In 1972, Ado N. Vujasinovic was awarded a patent for a variation on the annular preventer known as a spherical blowout preventer, so-named because of its spherical-faced head.As the piston rises the packing unit is thust upward against the curved head, which constricts the packing unit inward. Both types of annular preventer are in common use.
Subsea BOP Stack
The biggest difference between the more conventional rigs (land, platform and jackup) and floaters (drillships and semi-submersible) is the location and installation of the BOP stack, instead of the stack directly below the rig floor, the BOP’s used on floating rigs are located on the ocean floor. With the stack located on the ocean floor it is not subjected to wave action.
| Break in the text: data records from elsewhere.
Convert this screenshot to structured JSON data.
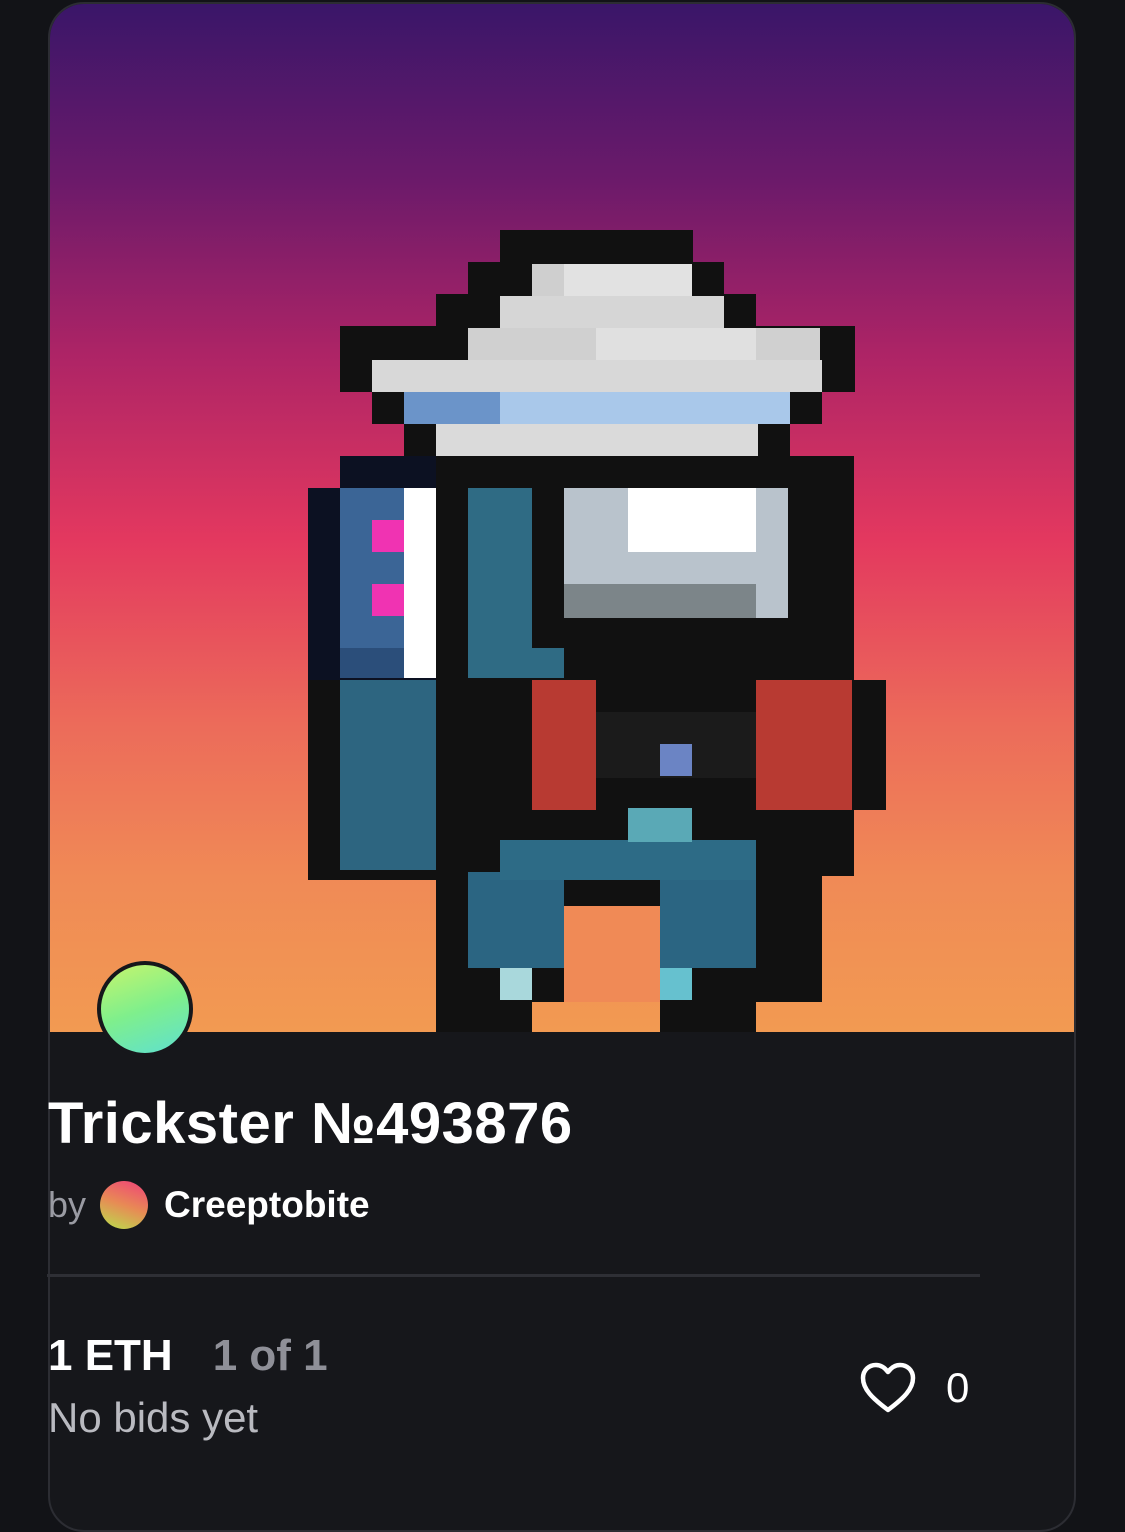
{
  "artwork": {
    "title": "Trickster №493876",
    "image_icon": "pixel-art-astronaut",
    "gradient_colors": [
      "#3a1669",
      "#ad2466",
      "#e3385f",
      "#f29a52"
    ]
  },
  "owner": {
    "avatar_icon": "owner-avatar-gradient"
  },
  "creator": {
    "by_label": "by",
    "name": "Creeptobite",
    "avatar_icon": "creator-avatar-gradient"
  },
  "sale": {
    "price": "1 ETH",
    "edition": "1 of 1",
    "bid_status": "No bids yet"
  },
  "likes": {
    "icon": "heart-icon",
    "count": "0"
  }
}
When operation commence with a floating rig, first a temporary guide base is installed on the ocean floor. The temporary guide base is connected to the rig by means of four guide lines. The conductor hole is often drilled through the temporary guide base taking returns on the ocean floor, and monitored with TV cameras.
After surface casing is set and hung off at the ocean floor (using the mud line suspension equipment), a permanent guide base is installed. The permanent guide base has four posts sticking up with the guide lines reaching from the top of the posts to the rig. The BOP stack is thoroughly tested at the surface, run down the guide lines and mounted on the permanent guide base. Hydraulic connectors are used to provide a seal between the bottom of the stack and the subsea wellhead.
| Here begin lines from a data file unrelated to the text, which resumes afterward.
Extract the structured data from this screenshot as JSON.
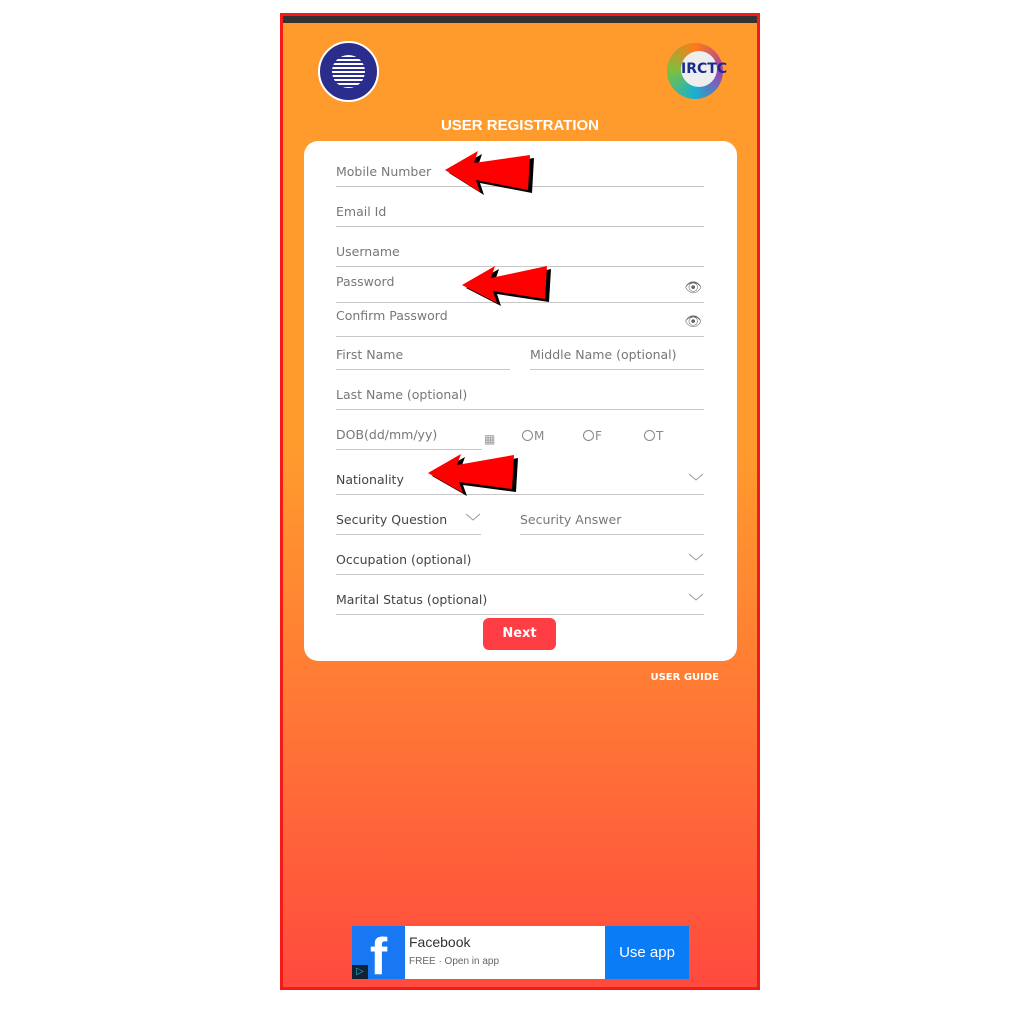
{
  "header": {
    "title": "USER REGISTRATION",
    "left_logo": "indian-railways-logo",
    "right_logo": "irctc-logo",
    "right_logo_text": "IRCTC"
  },
  "form": {
    "mobile": "Mobile Number",
    "email": "Email Id",
    "username": "Username",
    "password": "Password",
    "confirm_password": "Confirm Password",
    "first_name": "First Name",
    "middle_name": "Middle Name (optional)",
    "last_name": "Last Name (optional)",
    "dob": "DOB(dd/mm/yy)",
    "gender": [
      "M",
      "F",
      "T"
    ],
    "nationality": "Nationality",
    "security_question": "Security Question",
    "security_answer": "Security Answer",
    "occupation": "Occupation (optional)",
    "marital_status": "Marital Status (optional)",
    "next": "Next"
  },
  "user_guide": "USER GUIDE",
  "ad": {
    "name": "Facebook",
    "subtitle": "FREE · Open in app",
    "cta": "Use app",
    "icon": "f"
  },
  "colors": {
    "accent": "#ff3d44",
    "background_top": "#ff9a2d",
    "background_bottom": "#ff4a3e",
    "annotation_arrow": "#ff0000"
  }
}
Subsea BOP stack might include, Pipe ram preventer Drilling spool
Blind/shear ram preventer Casing head housing
Marine Riser
A marine riser system is used to provide a return fluid flow path from the wellbore to either a floating drilling vessel (semi-submersible or hull type) or a bottom supported unit, and to guide the drill string and tools to the wellhead on the ocean floor.
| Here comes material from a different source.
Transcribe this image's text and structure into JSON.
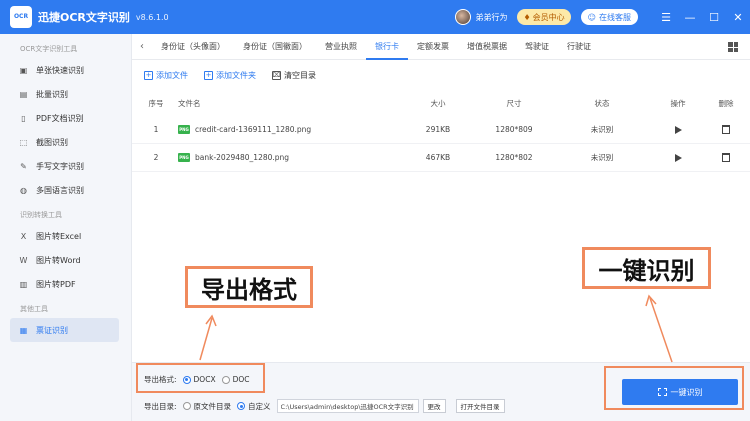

The floating rigs does not support the casing to be run from ocean floor to sea level. Casing would have tendency to collapse under its own weight and would be subjected to tremendous shear loads. High pressure slip joints and ball joints would have to be manufactured to compensate for heaving of the ship and slight movements off-location. So by placing the stack at ocean floor allows the mud to be circulated to the surface through a low pressure riser and slip joints assembly instead of unsupported casing. All casing strings are hung off on the ocean floor using mud line suspension equipment.
A riser is a large diameter pipe connected from the subsea BOP stack to the rig. The riser package includes small diameter chokes and kill lines, control lines of the BOP stack, a ball joint (flexible joint) just above the stackis used in the marine riser system to minimize bending moments, stress concentrations, and problems of misalignment engagement. The angular freedom of a flexible joint is normally 10 degrees from vertical. A flexible joint is always installed at the bottom of the riser system either immediately above the remotely operated connector normally used for connecting/disconnecting the riser from the blowout preventer stack, or above the annular preventer when the annular preventer is placed above the remotely operated connector. A telescoping joint just below the vessel (to compensate for the heave of the ship, a tensioning device to keep the riser in the tension, and sometimes Buoyancy cans to add additional support to the riser in deep water. Often a low pressure diverter system is also attached at the very top of the riser package.
Another design feature of the riser system that is important in emergency situations, is the ability to quickly disconnect from the BOP stack. This disconnect feature is used for hurricane evacuation where the seas can render the ball joint and telescoping joint useless. Disconnecting from above the BOP stack leaves the stack in place while the rig is off-location. In the event of uncontrolled blowout, the decision may be made to get the rig location due to fire hazards or aerated water. The risk can be discounted, and the rig moved out of danger. A remotely operated connector (hydraulically actuated) connects the riser pipe to the blowout preventer stack and can also be used as an emergency disconnect from the preventer stack, should conditions warrant.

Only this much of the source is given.